Gas generator, you say? Sure, if it would be water protected, and operate below the decibels required on city streets. The models we were looking at certainly did not. And, I personally did not want to encourage additional interactions with either police officers, security guards, or pedestrians. If we were in a RV park, no problem. But, we weren't. And thus would need to fly under the radar, which is something that a cheap, noisy, stinky gas generator just would not allow.
In an act of desperation, I called several RV parks to get estimates about staying through the winter. Our rig did not fit within the guidelines required.
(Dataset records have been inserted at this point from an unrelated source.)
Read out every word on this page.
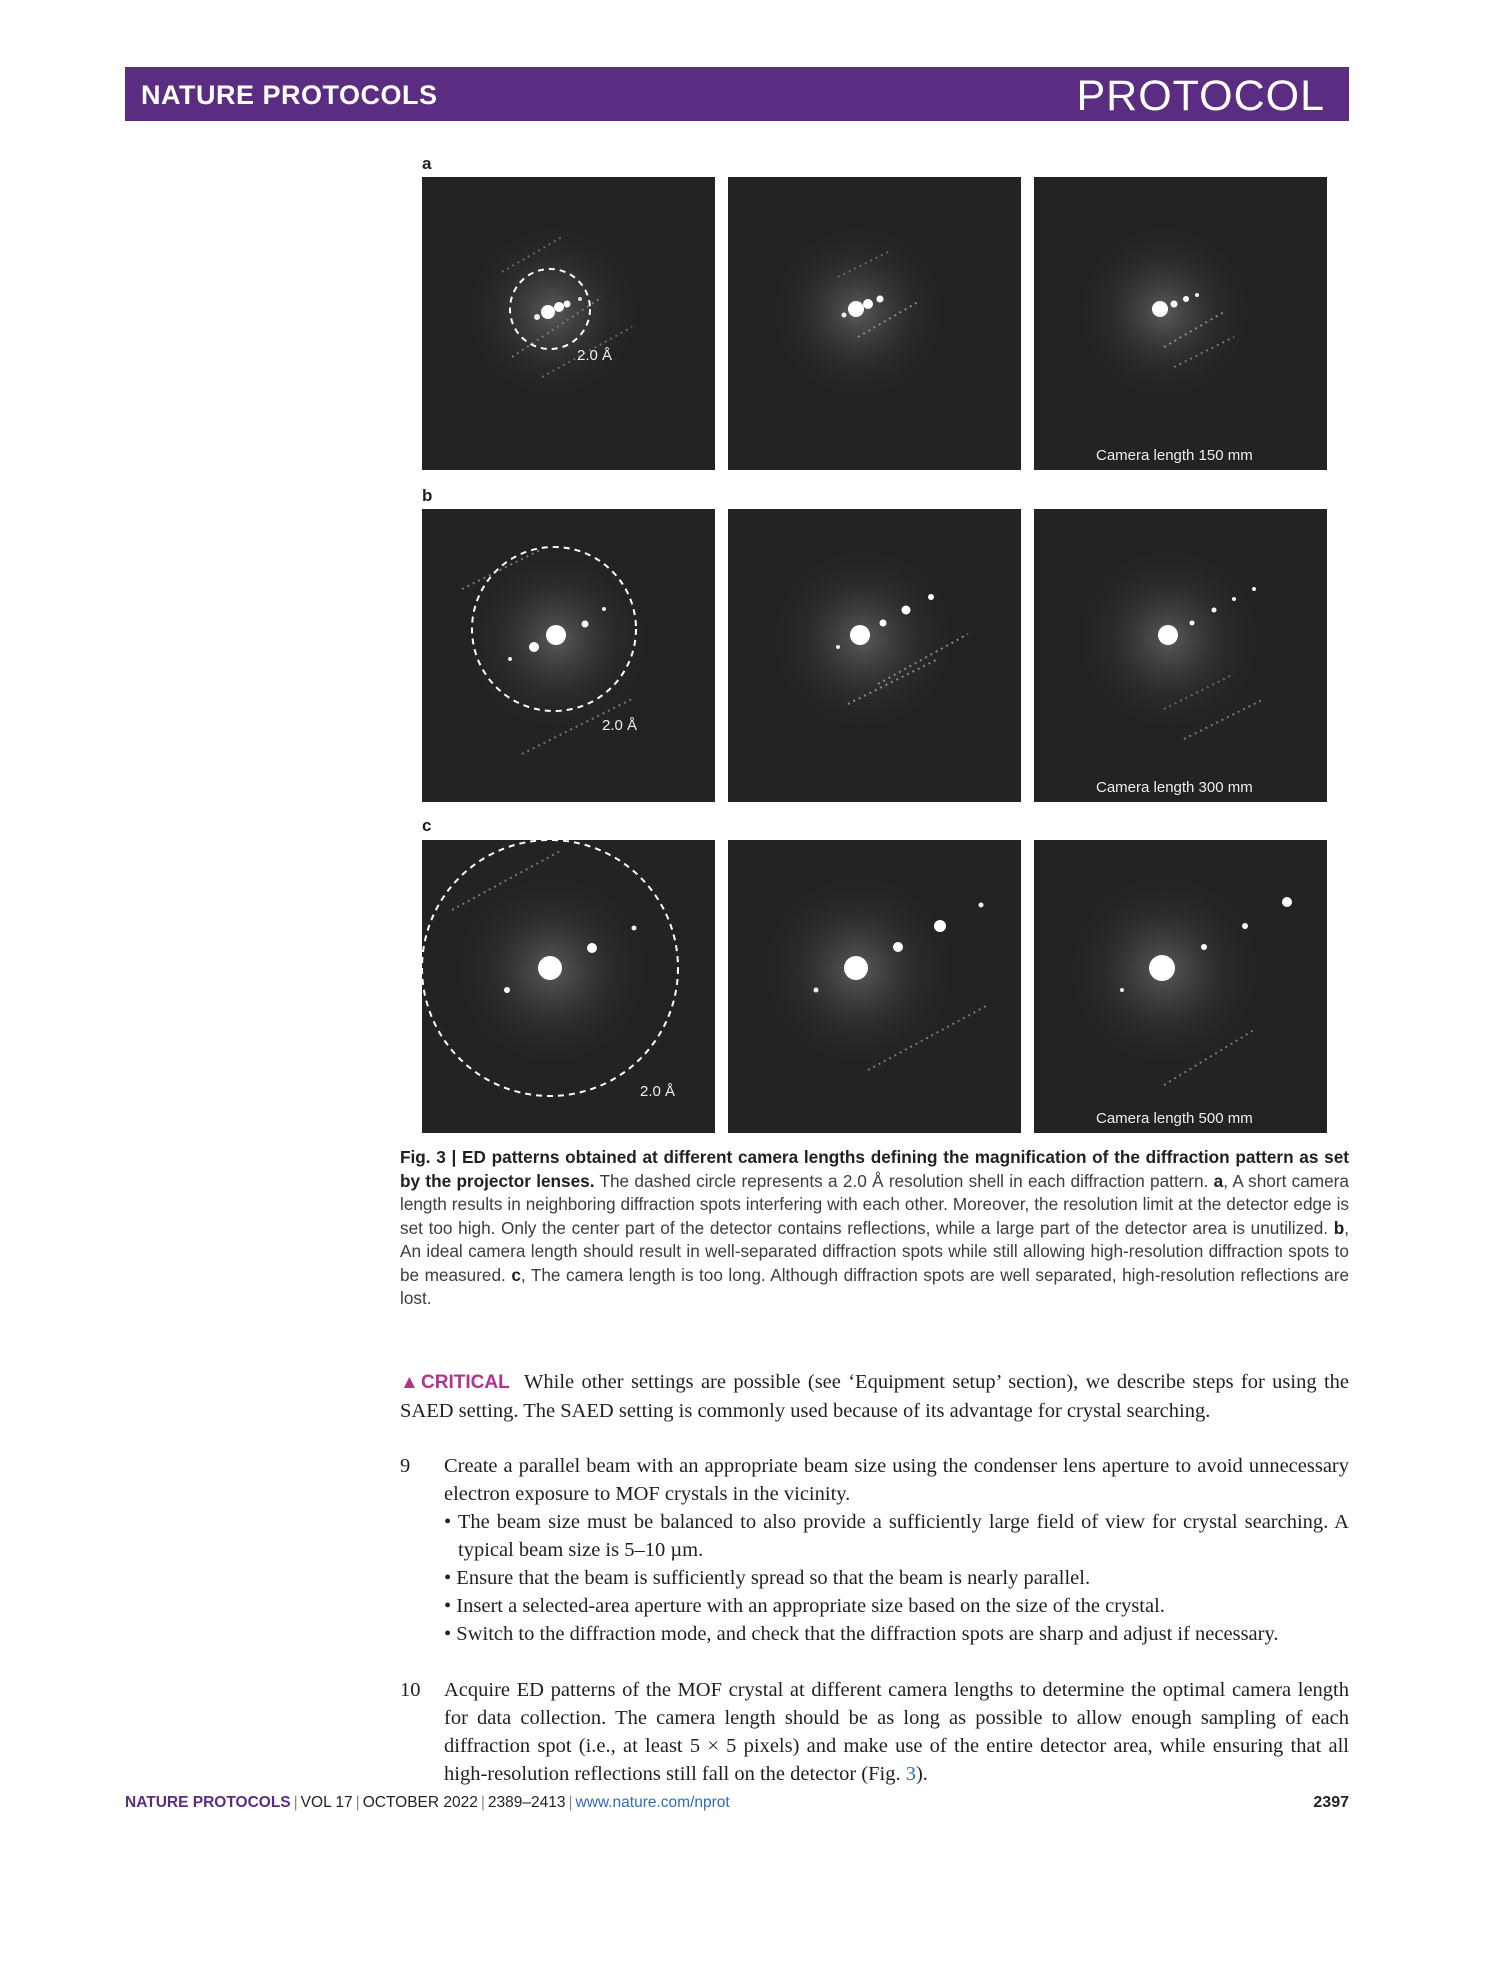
NATURE PROTOCOLS	PROTOCOL
a
2.0 Å
Camera length 150 mm
b
2.0 Å
Camera length 300 mm
c
2.0 Å
Camera length 500 mm
Fig. 3 | ED patterns obtained at different camera lengths defining the magnification of the diffraction pattern as set by the projector lenses. The dashed circle represents a 2.0 Å resolution shell in each diffraction pattern. a, A short camera length results in neighboring diffraction spots interfering with each other. Moreover, the resolution limit at the detector edge is set too high. Only the center part of the detector contains reflections, while a large part of the detector area is unutilized. b, An ideal camera length should result in well-separated diffraction spots while still allowing high-resolution diffraction spots to be measured. c, The camera length is too long. Although diffraction spots are well separated, high-resolution reflections are lost.
▲CRITICAL While other settings are possible (see ‘Equipment setup’ section), we describe steps for using the SAED setting. The SAED setting is commonly used because of its advantage for crystal searching.
9 Create a parallel beam with an appropriate beam size using the condenser lens aperture to avoid unnecessary electron exposure to MOF crystals in the vicinity.
• The beam size must be balanced to also provide a sufficiently large field of view for crystal searching. A typical beam size is 5–10 µm.
• Ensure that the beam is sufficiently spread so that the beam is nearly parallel.
• Insert a selected-area aperture with an appropriate size based on the size of the crystal.
• Switch to the diffraction mode, and check that the diffraction spots are sharp and adjust if necessary.
10 Acquire ED patterns of the MOF crystal at different camera lengths to determine the optimal camera length for data collection. The camera length should be as long as possible to allow enough sampling of each diffraction spot (i.e., at least 5 × 5 pixels) and make use of the entire detector area, while ensuring that all high-resolution reflections still fall on the detector (Fig. 3).
NATURE PROTOCOLS | VOL 17 | OCTOBER 2022 | 2389–2413 | www.nature.com/nprot	2397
In fact, we were even told that our rig (a 1998 Ford) was too old. So, even our back up plan was out of the question. That night, I curled up in our wet bed sheets, and helplessly sobbed.
Cocooned, I thought about the summer. I thought about the late nights in the heat, desperate for a breeze. I thought about how much I fought it. How much I spent trying to make it work. I tried to envision myself there, and see if I couldn't feel the heat on my skin again, as I wiggled and kicked to force blood into my numb feet. If only I could design a reverse spray bottle that would suck the water from the air.
I needed to accept the cold, as I had with the heat. We needed air flow of any kind. The cold we could manage, but the moisture would soon kill us. I envisioned us bloated with black and grey mold growing out of our mouths, discovered months later, like the betta fish I had won from the county fair as a kid. The weather generously gave me two dry days to try again.
I tore everything out in a Target parking lot. With gloves and a mask, I bleached the floors, walls, and cracks to kill all the mold. I bought cans of liquid sealant, and more silicone. I sprayed and layered for hours. Accept the cold, welcome it in. I bought a window cover, to prevent the rain from pouring in as we aired out the bus, and installed it above the kitchen. It would be a freezing day, but that window would remain wide open.
After two days, I sat on the floor as the rain poured down, watching my seams for any reflective movement. I darted between the three trouble spots, just waiting for water, and it never came. We were water tight! We remained without heat, but our moisture problem improved dramatically.
That is, until I began cooking each night. I would lift the pot lid, and begin frantically waving the moisture out, as I watched it slowly creep up into our overhead storage, adding to the existing moisture collection. I ordered a Vent Fan in February, but after the dehumidifier failure, I didn't instill much hope in the product. It would remain uninstalled until April. Only then did we realize how much of a mistake that was.